Brake squeal workflow performance improvements

The brake squeal workflow in Abaqus is based on a combination of nonlinear static analysis steps and complex eigenvalue extraction. A typical analysis includes:

1. Several nonlinear static preloading steps, in which various contact conditions and other nonlinear effects can be taken into account to set up a base state for a complex eigenvalue problem.

2. Solution of a symmetrized natural frequency extraction problem. This step creates a projection subspace that will be used to solve a complex eigenvalue problem by the subspace projection method.

3. Mass, damping, and unsymmetrical stiffness matrices of the original system are projected onto the subspace; and the reduced unsymmetrical complex eigenvalue problem is solved.

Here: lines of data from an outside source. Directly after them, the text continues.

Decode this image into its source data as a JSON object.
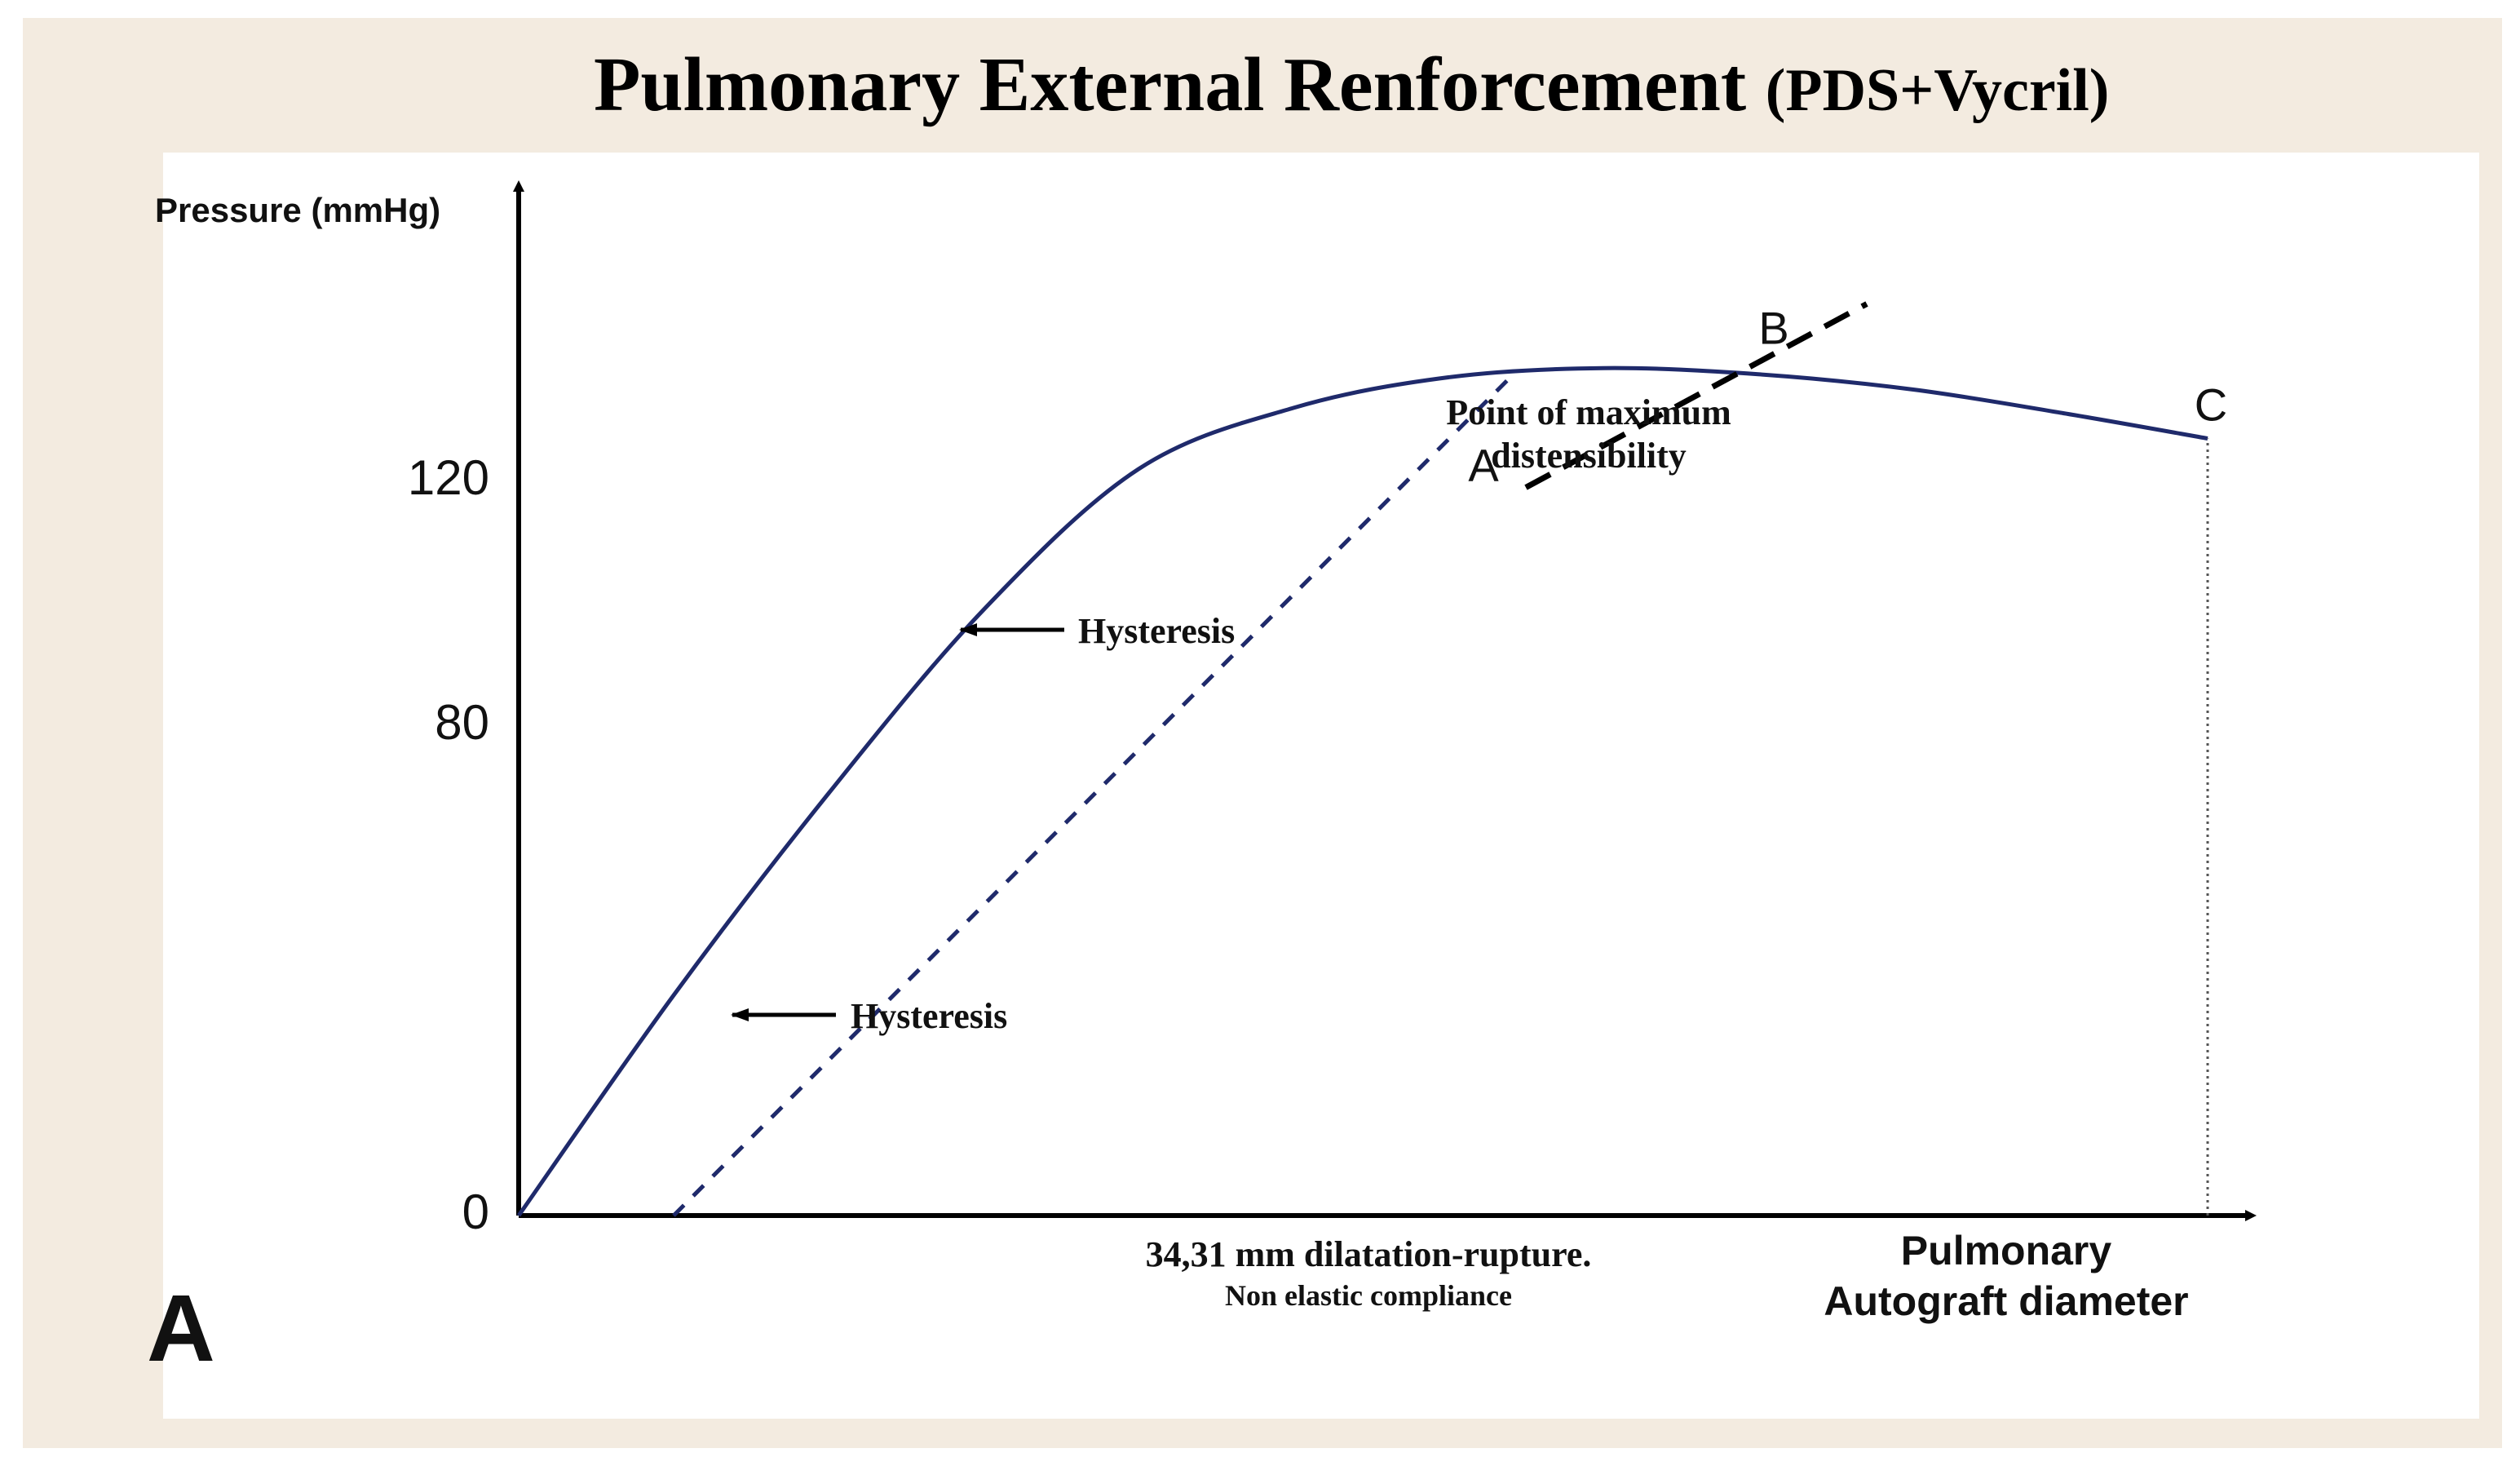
{
  "title": {
    "main": "Pulmonary External Renforcement",
    "suffix": "(PDS+Vycril)"
  },
  "panel_label": "A",
  "chart_data": {
    "type": "line",
    "ylabel": "Pressure (mmHg)",
    "xlabel_lines": [
      "Pulmonary",
      "Autograft diameter"
    ],
    "y_ticks": [
      {
        "value": 0,
        "label": "0"
      },
      {
        "value": 80,
        "label": "80"
      },
      {
        "value": 120,
        "label": "120"
      }
    ],
    "ylim": [
      0,
      152
    ],
    "xlim": [
      0,
      11
    ],
    "grid": false,
    "series": [
      {
        "style": "solid",
        "x": [
          0,
          1,
          2,
          3,
          4,
          5,
          6,
          7,
          8,
          9,
          10,
          10.9
        ],
        "y": [
          0,
          36,
          69,
          99,
          122,
          132,
          137,
          138.5,
          137.5,
          135,
          131,
          127
        ]
      },
      {
        "style": "dashed",
        "x": [
          1,
          6.4
        ],
        "y": [
          0,
          137
        ]
      },
      {
        "style": "long-dashed",
        "x": [
          6.5,
          8.7
        ],
        "y": [
          119,
          149
        ]
      },
      {
        "style": "dotted",
        "x": [
          10.9,
          10.9
        ],
        "y": [
          0,
          127
        ]
      }
    ],
    "points": [
      {
        "label": "A",
        "x": 6.5,
        "y": 119
      },
      {
        "label": "B",
        "x": 8.1,
        "y": 138.5
      },
      {
        "label": "C",
        "x": 10.9,
        "y": 127
      }
    ],
    "annotations": {
      "point_of_max": [
        "Point of maximum",
        "distensibility"
      ],
      "hysteresis_upper": "Hysteresis",
      "hysteresis_lower": "Hysteresis",
      "rupture_lines": [
        "34,31 mm dilatation-rupture.",
        "Non elastic compliance"
      ]
    }
  }
}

Complex modal analysis can be repeated as many times as needed for different friction-induced and other contact conditions. Due to the repetitive executions, complex modal analysis may require significant computational resources and can become very expensive for realistic industrial models.

In Abaqus 2018 the performance of the complex eigenvalue extraction phase of a brake squeal workflow has been improved as follows:

• Improved performance and scaling of matrix operations.

• Improved logic to avoid redundant operations: several analysis phases were re-implemented or completely eliminated.

• Enabled control over the stiffness operator projection. This feature can dramatically improve performance of the complex eigenvalue extraction phase when asymmetry in the stiffness operator is caused by contact elements only. A new parameter on the complex frequency extraction procedure instructs Abaqus whether it should perform full stiffness operator projection (default), focus on the contact elements only to accommodate the asymmetry of the stiffness operator, or ignore the asymmetry of the stiffness operator.

The performance improvement in the brake squeal Abaqus workflow has been demonstrated on three benchmark models, described in Table 1.

Figure 1 and Figure 2 illustrate performance improvements in the brake squeal workflow for several releases, including comparison using the new option for fast stiffness operator projection: project stiffness for the contact elements only. Each analysis included all restart jobs. Each restart job included (a) a general static step changing the base state; (b) a frequency extraction step that computes the subspace basis vectors; and (c) a complex frequency extraction step that solves the reduced unsymmetrical eigenvalue problem.